O técnico da seleção brasileira Carlo Ancelotti declarou publicamente, antes da partida de abertura da fase de grupos da Copa do Mundo, que o atacante estrela Neymar ainda não atinge o padrão para entrar em campo e está confirmado fora da estreia da equipe contra Marrocos. Neymar, de 34 anos, volta a figurar na Copa do Mundo com a seleção brasileira pela primeira vez desde a ruptura do ligamento cruzado em amistoso contra o Uruguai, em outubro de 2023, mas uma lesão na panturrilha nas semanas que antecederam o torneio voltou a atrapalhar o ritmo de sua recuperação.
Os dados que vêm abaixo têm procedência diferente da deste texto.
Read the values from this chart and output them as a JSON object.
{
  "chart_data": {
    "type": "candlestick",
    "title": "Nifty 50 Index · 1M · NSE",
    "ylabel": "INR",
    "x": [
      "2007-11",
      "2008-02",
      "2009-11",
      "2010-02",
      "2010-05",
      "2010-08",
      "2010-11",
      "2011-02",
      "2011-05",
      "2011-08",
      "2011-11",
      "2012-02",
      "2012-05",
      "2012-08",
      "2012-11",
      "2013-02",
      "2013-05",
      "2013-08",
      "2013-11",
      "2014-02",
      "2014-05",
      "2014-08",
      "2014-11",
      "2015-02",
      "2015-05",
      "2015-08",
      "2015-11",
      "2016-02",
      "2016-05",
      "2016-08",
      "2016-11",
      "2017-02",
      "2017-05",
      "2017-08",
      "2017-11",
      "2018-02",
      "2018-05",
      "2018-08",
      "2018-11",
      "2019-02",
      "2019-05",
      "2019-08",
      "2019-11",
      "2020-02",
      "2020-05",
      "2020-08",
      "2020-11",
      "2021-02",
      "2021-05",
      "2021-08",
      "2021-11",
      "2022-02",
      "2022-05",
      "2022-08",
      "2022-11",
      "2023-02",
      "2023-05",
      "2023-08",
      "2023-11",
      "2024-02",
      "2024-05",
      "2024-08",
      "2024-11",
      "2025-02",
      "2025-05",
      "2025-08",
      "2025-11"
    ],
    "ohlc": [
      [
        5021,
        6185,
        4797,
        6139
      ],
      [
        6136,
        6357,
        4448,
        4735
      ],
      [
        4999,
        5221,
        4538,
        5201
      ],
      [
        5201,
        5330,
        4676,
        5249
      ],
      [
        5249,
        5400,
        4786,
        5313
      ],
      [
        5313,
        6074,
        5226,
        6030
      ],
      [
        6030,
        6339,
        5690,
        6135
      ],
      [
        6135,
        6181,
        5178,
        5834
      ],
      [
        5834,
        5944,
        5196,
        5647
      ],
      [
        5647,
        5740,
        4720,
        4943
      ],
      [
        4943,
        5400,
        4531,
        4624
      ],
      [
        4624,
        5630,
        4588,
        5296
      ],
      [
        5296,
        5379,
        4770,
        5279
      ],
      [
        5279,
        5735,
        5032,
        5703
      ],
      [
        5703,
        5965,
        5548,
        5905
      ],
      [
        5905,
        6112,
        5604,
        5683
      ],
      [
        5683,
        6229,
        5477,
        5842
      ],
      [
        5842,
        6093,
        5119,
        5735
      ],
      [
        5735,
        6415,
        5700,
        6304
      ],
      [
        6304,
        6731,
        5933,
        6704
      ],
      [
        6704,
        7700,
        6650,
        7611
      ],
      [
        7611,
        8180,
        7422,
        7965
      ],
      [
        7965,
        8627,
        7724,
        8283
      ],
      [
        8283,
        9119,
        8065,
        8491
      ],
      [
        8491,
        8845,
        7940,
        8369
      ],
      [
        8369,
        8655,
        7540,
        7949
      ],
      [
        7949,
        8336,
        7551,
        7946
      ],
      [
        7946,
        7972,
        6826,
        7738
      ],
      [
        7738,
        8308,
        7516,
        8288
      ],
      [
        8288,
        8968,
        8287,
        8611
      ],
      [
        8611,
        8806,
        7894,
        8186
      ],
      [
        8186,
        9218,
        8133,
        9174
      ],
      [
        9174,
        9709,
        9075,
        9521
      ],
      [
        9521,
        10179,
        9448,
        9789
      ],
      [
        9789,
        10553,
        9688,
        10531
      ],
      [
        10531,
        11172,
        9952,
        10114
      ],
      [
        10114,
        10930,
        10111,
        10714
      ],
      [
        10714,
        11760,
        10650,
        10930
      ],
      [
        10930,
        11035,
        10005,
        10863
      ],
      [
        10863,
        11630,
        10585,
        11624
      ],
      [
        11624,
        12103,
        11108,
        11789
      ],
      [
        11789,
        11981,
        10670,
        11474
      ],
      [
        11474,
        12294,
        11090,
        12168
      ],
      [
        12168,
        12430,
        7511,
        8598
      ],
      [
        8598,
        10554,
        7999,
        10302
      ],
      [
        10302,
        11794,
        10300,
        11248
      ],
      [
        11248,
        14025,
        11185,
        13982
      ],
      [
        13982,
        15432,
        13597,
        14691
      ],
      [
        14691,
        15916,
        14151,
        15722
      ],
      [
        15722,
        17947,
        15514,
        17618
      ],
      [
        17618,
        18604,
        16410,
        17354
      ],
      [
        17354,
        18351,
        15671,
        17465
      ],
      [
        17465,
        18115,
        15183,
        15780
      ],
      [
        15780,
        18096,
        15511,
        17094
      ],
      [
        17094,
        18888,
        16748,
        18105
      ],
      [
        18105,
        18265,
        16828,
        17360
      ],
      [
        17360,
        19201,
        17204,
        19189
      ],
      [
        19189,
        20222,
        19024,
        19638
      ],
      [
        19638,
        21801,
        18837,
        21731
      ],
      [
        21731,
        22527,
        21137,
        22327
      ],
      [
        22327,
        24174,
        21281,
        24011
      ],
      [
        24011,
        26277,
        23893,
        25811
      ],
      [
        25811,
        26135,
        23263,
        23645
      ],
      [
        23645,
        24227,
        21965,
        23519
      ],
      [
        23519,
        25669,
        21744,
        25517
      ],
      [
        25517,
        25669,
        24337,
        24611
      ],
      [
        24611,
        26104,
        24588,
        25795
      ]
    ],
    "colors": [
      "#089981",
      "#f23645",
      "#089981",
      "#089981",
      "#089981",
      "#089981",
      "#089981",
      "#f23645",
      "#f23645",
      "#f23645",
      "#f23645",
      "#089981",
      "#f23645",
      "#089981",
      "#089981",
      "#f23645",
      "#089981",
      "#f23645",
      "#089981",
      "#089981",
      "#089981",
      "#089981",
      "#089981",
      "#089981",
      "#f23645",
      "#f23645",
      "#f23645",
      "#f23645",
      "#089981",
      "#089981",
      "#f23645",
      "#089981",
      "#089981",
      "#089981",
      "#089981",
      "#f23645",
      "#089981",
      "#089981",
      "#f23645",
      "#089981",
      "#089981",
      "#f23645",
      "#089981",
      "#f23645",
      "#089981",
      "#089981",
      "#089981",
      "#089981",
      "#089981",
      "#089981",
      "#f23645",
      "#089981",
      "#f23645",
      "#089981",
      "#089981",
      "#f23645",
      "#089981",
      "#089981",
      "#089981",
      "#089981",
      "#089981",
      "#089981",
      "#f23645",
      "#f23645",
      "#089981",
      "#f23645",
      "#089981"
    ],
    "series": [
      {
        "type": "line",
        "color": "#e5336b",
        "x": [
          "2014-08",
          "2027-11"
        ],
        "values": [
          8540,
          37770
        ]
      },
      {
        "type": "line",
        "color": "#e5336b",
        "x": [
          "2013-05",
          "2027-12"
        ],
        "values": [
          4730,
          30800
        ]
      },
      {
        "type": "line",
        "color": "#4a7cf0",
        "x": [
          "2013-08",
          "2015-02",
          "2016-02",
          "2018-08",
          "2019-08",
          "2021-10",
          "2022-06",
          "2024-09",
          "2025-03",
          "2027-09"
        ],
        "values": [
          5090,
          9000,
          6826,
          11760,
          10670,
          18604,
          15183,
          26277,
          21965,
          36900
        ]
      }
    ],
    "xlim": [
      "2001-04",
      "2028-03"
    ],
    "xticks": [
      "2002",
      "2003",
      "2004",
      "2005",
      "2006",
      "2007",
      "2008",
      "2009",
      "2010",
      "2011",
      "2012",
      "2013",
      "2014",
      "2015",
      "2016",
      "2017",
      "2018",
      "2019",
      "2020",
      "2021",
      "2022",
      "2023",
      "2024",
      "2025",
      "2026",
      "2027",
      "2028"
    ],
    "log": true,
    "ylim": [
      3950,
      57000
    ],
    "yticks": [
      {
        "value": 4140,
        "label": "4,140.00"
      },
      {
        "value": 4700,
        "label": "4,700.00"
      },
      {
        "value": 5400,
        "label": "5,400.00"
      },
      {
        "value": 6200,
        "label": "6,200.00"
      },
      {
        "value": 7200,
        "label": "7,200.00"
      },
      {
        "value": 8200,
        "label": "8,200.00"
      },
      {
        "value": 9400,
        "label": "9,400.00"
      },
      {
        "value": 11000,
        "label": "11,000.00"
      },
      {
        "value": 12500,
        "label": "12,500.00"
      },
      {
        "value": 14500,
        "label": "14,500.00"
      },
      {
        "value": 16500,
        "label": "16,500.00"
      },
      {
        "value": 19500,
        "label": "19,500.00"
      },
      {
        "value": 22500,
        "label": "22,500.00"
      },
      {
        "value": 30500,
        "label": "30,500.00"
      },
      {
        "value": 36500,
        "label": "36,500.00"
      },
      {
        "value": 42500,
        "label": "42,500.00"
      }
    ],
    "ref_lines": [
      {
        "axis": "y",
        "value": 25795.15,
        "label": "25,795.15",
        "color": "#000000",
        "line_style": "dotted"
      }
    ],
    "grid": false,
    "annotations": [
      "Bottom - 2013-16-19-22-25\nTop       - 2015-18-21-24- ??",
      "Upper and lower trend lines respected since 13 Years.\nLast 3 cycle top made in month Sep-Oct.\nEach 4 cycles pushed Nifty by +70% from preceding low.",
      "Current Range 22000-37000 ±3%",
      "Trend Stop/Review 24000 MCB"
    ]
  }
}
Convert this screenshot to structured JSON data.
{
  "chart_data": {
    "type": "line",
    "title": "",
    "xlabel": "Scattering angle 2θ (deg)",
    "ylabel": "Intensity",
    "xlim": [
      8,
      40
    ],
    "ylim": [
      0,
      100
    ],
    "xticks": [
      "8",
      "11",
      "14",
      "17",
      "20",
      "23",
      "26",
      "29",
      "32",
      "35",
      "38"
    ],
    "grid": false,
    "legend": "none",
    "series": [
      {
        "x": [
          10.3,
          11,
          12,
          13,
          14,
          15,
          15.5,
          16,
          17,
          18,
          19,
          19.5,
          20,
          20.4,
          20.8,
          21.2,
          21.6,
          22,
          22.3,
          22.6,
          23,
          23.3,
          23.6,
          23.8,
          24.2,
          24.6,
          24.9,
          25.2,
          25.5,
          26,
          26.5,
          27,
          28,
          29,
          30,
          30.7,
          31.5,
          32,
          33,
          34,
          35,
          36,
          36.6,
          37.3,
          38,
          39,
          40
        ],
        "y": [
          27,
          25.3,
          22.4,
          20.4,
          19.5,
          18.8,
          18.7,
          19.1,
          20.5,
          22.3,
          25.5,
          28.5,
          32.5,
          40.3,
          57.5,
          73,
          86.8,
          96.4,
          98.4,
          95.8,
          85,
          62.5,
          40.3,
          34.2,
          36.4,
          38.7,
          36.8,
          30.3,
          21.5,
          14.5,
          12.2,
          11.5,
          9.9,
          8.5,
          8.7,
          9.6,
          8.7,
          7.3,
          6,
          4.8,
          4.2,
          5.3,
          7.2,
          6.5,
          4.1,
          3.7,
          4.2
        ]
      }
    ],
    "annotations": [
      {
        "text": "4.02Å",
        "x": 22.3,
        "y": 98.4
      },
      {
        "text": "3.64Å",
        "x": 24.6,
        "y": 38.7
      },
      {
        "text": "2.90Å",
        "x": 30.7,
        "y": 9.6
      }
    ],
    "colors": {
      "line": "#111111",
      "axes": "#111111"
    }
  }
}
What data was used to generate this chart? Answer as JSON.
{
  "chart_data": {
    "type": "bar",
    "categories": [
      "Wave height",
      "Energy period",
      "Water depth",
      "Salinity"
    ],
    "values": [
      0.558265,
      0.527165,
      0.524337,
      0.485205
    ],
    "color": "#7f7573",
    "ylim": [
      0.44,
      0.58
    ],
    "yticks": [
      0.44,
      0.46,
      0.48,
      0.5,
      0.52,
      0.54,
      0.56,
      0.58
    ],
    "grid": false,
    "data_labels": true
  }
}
Ancelotti não amenizou a dificuldade desse confronto. Na avaliação dele, a estreia contra Marrocos será o jogo mais difícil do grupo — Marrocos ocupa atualmente a 8ª posição no ranking da FIFA, com 1755,87 pontos; o Brasil está em 6º, com 1761,16 pontos, apenas duas posições à frente. O espírito de vice-campeão africano permanece forte, com velocidade no contra-ataque e força no duelo físico como marcas registradas; se o Brasil quiser se impor no grupo, não pode falhar na abertura.
"Ele está se recuperando com dedicação total e esperamos que volte ao melhor nível o quanto antes. Prevemos que na próxima semana ele possa retomar os treinos completos." A fala de Ancelotti deixou a questão em aberto, mas não apresentou um cronograma mais específico de retorno. Há ainda um detalhe: mesmo com Neymar convocado ainda lidando com a lesão na panturrilha, Ancelotti o manteve na lista final de 26 atletas — o que significa que a comissão técnica da seleção brasileira segue apostando fichas neste veterano, na expectativa de que ele possa ser decisivo na fase eliminatória.
O caminho de retorno de Neymar é difícil de resumir em uma única frase para quem está de fora. Depois da grave lesão no ligamento cruzado, ele passou longas horas na sala de reabilitação e à beira do campo de treino, perseverando até poder vestir de novo a camisa amarela. A Copa do Mundo chega a cada quatro anos, e aos 34 anos ele sabe melhor do que ninguém o quão estreita é essa janela. Uma nova lesão na panturrilha voltou a atrapalhar: para o próprio jogador, é um revés; para a seleção, é um quebra-cabeça — quem assume o lugar dele pela esquerda?
Ficar de fora da estreia não significa que o torneio inteiro está perdido. Segundo o cronograma revelado por Ancelotti, se Neymar voltar ao treinamento completo na próxima semana, teoricamente ainda haverá chance de disputar as partidas seguintes da fase de grupos. Mas, para o Brasil, o teste mais imediato e realista está logo ali — na estreia sem Neymar para organizar o ataque, quantos pontos dá para arrancar diante de Marrocos? A situação na tabela e o controle do próprio destino na fase de grupos costumam ser definidos justamente nesses jogos decisivos.
Fora de campo, muitos torcedores mais jovens conhecem de cor o roteiro dos últimos anos de Neymar: brilho, lesão, retorno suado, nova contusão. A história não é nova, mas sempre que ele aparece de uniforme da seleção brasileira à beira do campo, é impossível não olhar duas vezes. Ancelotti mantê-lo na lista é tanto uma forma de respeitar o veterano quanto de deixar uma carta na manga para a equipe — o caminho até a Copa do Mundo ainda é longo.